Pada pekan ini, surat terbuka juga dilayangkan oleh Sumitomo Mitsui Trust Asset Management, sebuah perusahaan investasi dari Jepang kepada Wakil Menteri Luar Negeri Mahendra Siregar.
Dalam surat tertanggal 15 Oktober 2020, investor asal Jepang tersebut mengkhawatirkan keberlangsungan investasi jangka panjang, karena undang-undang tersebut berpotensi merusak iklim investasi yang, menurut Sumitomo, sudah berlangsung cukup baik selama ini.
Menurut Faisal, respons negatif investor pada aturan ini karena mereka dari negara dan sektor yang memiliki preferensi berbeda. Misalnya investor asal Jepang, menurut dia banyak bergerak pada sektor manufaktur dan punya sejarah panjang dalam investasi di Indonesia.
“Investor Jepang lebih melihat kerja sama jangka panjang, tidak hanya jangka pendek, jadi keberlangsungan investasi sangat penting,” ujar Faisal kepada Anadolu Agency, Selasa.
Faisal menilai investor asal Jepang juga memperhatikan hubungan industrial dengan tenaga kerja, sehingga tidak hanya fokus pada kelonggaran ataupun penciptaan iklim kerja yang kompetitif bagi investor.
“Investor mungkin memperhatikan isu penerimaan buruh dan stabilitas politik. Kedua hal itu terancam karena undang-undang ini dipaksakan dan terburu-buru sehingga bisa menciptakan gejolak,” imbuh dia.
Faisal mengatakan ketidakstabilan politik yang mungkin timbul akibat penolakan undang-undang tersebut akan merugikan investor yang sudah lama menanamkan modalnya di Indonesia serta berorientasi investasi jangka panjang.
“Investor merasa iklim investasi justru akan terancam karena instabilitas politik,” tambah Faisal.
Dia menambahkan para investor asing juga merasa khawatir pada isu lingkungan hidup dengan adanya undang-undang tersebut. “Saya pikir pemerintah perlu mengkaji kembali undang-undang ini apakah betul-betul bisa menjawab pertanyaan investor,” lanjut Faisal.
Faisal mengatakan kekhawatiran dan perhatian dari para investor global ini adalah proses deregulasi yang memiliki efek samping pada keberlangsungan investasi serta mengorbankan hak asasi manusia, termasuk hak buruh.
“Artinya, undang-undang ini masih mendapatkan resistensi bukan hanya dari buruh, masyarakat, serta pakar, tapi juga meluas pada investor global,” ungkap Faisal.
Peneliti Institute for Development of Economics and Finance (Indef) Bhima Yudhistira mengatakan UU Cipta Kerja ini akan kehilangan legitimasi di mata investor dari negara maju.

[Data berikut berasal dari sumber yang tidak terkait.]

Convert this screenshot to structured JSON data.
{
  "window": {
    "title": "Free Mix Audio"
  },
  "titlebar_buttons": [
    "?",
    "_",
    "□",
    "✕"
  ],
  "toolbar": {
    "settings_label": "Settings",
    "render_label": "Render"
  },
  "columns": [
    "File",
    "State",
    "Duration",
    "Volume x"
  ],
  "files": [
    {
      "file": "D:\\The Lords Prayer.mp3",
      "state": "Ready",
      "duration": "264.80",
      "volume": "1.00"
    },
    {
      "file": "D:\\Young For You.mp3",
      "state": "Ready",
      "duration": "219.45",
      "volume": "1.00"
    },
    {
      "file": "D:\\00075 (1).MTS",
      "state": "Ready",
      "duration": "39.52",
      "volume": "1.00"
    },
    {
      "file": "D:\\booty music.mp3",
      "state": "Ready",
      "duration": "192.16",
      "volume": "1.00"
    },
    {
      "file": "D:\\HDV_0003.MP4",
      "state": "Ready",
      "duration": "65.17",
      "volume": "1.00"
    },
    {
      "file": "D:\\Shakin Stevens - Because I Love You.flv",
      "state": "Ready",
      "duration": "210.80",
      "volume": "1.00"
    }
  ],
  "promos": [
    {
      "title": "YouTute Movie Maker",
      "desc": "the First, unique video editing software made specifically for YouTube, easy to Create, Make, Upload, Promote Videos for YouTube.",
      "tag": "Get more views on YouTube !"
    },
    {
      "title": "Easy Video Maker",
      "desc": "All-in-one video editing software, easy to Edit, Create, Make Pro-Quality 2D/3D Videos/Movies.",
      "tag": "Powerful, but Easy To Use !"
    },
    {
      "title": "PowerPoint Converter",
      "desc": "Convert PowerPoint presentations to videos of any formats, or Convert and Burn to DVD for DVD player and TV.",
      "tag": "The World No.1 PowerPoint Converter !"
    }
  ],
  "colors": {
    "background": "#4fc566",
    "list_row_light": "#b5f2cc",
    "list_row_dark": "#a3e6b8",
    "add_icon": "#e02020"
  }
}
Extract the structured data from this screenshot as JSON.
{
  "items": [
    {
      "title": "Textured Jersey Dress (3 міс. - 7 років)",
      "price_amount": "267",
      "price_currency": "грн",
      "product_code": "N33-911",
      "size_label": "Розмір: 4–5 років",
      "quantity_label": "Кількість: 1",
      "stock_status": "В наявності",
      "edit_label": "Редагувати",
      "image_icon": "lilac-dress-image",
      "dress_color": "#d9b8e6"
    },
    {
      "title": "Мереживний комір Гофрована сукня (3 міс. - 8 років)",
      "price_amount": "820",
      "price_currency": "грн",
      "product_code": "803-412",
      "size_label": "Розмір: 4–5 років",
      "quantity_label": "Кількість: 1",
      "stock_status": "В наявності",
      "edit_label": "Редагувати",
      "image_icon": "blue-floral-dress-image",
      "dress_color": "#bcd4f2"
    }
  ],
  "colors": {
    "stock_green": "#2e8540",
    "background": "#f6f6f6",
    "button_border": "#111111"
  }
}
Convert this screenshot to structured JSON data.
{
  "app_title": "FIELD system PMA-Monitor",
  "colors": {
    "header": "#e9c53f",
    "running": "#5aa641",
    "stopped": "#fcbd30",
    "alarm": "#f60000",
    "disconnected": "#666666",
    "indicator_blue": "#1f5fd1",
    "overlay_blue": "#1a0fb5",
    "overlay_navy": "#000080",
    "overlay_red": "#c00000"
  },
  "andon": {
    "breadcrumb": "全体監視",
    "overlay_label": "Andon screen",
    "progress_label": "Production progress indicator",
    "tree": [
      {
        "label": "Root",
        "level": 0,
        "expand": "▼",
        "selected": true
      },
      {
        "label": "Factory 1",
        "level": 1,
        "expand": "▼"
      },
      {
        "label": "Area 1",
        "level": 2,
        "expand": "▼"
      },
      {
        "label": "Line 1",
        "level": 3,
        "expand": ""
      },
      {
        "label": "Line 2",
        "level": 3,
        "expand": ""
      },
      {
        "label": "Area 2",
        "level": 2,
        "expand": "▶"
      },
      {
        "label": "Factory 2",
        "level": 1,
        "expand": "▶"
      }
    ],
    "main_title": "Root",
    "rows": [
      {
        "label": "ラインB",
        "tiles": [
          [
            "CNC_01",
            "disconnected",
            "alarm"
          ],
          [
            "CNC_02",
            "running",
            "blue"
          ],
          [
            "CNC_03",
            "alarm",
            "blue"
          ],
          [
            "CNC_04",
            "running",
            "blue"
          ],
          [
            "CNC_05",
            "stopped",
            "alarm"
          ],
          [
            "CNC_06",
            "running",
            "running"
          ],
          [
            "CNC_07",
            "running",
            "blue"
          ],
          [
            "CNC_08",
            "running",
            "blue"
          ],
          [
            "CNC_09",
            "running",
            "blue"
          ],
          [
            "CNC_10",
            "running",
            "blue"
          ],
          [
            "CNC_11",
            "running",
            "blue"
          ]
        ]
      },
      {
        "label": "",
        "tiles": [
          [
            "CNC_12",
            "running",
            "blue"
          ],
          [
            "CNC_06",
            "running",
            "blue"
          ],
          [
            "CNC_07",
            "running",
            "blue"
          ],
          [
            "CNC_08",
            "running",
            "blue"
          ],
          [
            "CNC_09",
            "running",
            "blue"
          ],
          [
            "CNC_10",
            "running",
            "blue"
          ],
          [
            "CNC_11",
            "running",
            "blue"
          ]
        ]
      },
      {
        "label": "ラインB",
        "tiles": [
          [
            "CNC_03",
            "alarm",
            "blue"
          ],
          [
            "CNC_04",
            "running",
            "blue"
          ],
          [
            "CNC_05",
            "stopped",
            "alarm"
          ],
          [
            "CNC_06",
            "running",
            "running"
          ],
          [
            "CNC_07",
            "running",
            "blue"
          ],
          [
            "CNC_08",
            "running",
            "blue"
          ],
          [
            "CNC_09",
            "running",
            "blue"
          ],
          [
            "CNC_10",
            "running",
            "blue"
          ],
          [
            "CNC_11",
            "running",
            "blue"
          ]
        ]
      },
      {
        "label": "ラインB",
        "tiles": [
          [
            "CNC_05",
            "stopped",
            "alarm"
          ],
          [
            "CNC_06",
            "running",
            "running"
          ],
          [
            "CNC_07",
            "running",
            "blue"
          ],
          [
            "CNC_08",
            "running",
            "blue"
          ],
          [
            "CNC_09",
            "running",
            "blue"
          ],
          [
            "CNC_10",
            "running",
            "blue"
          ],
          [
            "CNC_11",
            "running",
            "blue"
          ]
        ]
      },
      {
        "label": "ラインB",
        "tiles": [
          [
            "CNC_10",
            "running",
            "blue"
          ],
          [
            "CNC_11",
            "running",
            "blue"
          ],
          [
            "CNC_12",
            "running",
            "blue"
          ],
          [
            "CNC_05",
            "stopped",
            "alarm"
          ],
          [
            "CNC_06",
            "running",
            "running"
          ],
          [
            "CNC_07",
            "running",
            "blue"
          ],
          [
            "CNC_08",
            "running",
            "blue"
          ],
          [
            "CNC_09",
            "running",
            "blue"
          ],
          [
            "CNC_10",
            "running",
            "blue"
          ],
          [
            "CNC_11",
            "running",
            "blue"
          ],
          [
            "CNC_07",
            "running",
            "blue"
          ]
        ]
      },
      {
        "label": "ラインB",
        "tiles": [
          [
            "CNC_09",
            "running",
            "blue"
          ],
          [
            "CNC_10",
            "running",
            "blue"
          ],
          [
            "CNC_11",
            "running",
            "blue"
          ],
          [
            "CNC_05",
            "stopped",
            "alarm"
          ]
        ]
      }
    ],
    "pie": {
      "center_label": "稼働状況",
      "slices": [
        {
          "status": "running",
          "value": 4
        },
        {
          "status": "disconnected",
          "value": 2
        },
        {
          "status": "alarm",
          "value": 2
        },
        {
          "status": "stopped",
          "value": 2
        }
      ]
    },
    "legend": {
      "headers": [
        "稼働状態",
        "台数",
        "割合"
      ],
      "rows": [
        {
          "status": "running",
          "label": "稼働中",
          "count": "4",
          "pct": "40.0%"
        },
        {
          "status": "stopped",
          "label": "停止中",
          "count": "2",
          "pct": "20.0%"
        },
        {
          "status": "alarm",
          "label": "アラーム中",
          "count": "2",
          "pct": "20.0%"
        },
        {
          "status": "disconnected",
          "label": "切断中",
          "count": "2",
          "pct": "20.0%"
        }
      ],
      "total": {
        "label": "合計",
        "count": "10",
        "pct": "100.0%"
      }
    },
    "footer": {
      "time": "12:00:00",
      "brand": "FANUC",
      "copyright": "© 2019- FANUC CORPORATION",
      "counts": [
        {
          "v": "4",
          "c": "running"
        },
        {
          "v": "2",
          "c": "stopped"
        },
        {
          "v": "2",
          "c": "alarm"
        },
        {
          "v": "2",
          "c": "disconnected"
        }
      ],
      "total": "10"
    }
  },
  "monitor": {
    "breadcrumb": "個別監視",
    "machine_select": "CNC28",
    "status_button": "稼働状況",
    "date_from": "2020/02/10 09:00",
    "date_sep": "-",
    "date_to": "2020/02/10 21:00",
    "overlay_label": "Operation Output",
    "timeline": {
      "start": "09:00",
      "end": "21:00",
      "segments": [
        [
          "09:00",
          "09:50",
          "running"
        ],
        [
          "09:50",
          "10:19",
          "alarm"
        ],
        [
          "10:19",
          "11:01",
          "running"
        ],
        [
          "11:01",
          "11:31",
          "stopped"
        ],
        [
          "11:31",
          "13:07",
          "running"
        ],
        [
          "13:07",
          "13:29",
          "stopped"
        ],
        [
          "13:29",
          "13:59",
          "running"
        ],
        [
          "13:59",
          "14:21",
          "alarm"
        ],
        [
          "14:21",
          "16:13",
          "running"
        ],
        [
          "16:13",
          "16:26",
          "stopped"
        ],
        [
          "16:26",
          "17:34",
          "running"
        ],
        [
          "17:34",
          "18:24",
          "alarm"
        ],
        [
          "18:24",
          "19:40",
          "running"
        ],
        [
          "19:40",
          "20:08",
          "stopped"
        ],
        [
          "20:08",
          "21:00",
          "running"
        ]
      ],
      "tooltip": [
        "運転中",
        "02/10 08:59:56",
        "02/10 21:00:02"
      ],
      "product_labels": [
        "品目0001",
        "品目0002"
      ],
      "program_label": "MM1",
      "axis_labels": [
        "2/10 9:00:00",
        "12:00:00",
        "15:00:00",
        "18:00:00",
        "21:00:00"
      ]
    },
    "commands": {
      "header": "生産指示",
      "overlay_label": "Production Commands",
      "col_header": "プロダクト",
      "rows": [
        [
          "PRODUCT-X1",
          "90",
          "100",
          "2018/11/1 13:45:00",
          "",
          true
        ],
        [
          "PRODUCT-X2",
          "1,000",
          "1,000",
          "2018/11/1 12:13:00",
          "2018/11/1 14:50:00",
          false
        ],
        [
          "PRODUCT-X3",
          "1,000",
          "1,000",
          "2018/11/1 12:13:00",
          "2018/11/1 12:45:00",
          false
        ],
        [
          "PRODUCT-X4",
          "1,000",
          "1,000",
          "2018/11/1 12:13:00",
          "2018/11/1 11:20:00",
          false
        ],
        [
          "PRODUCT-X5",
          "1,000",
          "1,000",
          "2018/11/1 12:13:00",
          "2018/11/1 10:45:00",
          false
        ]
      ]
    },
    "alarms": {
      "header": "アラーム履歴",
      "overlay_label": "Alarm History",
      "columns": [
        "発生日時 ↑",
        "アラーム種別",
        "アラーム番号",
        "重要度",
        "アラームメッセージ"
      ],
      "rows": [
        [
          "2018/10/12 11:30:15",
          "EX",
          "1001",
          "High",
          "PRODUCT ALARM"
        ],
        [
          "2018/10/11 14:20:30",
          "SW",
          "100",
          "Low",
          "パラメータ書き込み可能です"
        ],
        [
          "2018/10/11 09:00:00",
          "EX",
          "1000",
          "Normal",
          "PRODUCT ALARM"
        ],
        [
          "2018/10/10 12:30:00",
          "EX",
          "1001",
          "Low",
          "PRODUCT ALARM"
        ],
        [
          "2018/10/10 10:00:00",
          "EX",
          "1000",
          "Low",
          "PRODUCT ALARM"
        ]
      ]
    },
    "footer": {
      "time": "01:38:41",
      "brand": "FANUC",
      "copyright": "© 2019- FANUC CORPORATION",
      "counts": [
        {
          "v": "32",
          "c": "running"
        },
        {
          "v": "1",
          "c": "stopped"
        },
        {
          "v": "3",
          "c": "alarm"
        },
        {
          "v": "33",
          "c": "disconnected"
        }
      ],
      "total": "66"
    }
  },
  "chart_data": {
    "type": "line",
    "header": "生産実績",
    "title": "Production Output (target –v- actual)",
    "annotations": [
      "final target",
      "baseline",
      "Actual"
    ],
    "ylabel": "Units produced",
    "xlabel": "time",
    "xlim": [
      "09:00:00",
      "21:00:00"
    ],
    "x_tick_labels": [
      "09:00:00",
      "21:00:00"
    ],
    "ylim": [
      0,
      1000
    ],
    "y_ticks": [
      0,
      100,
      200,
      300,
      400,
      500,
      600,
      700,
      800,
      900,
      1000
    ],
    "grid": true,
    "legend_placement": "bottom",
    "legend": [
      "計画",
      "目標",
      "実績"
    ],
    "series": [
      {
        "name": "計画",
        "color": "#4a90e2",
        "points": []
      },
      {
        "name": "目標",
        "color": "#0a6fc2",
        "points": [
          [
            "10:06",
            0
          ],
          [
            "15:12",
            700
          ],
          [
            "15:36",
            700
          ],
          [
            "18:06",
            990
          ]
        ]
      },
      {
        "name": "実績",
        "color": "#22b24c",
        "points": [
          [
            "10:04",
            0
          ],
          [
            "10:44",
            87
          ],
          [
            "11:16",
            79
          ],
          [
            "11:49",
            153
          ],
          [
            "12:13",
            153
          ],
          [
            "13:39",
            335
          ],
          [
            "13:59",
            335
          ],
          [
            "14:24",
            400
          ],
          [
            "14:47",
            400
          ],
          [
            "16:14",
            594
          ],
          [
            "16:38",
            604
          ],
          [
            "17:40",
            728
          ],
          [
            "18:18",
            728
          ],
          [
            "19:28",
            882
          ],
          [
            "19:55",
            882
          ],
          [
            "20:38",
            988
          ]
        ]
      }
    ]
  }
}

Menurut dia apapun putusan Mahkamah Konstitusi (MK) atas gugatan judicial review UU ini, investor global akan memandang negatif.
Alasannya investor internasional dengan berbagai produk dengan target konsumen di negara maju menginginkan penanaman modal yang memenuhi standar lingkungan, menghargai hak pekerja (fair labor dan decent work). Selain itu juga transparan serta tidak terlibat dalam praktik suap atau korupsi.
“Tapi ini kan anomali, justru omnibus law membuat Indonesia mundur ke belakang,” ujar dia.
“Dengan UU ini Indonesia sebenarnya turun kelas, bukan bersaing dengan Vietnam atau Thailand, tapi negara negara miskin dalam berebut investasi yang kualitasnya rendah,” ujar dia.
Menurut dia omnibus law tidak sesuai dengan praktik internasional yang diterapkan oleh perusahaan asal negara maju.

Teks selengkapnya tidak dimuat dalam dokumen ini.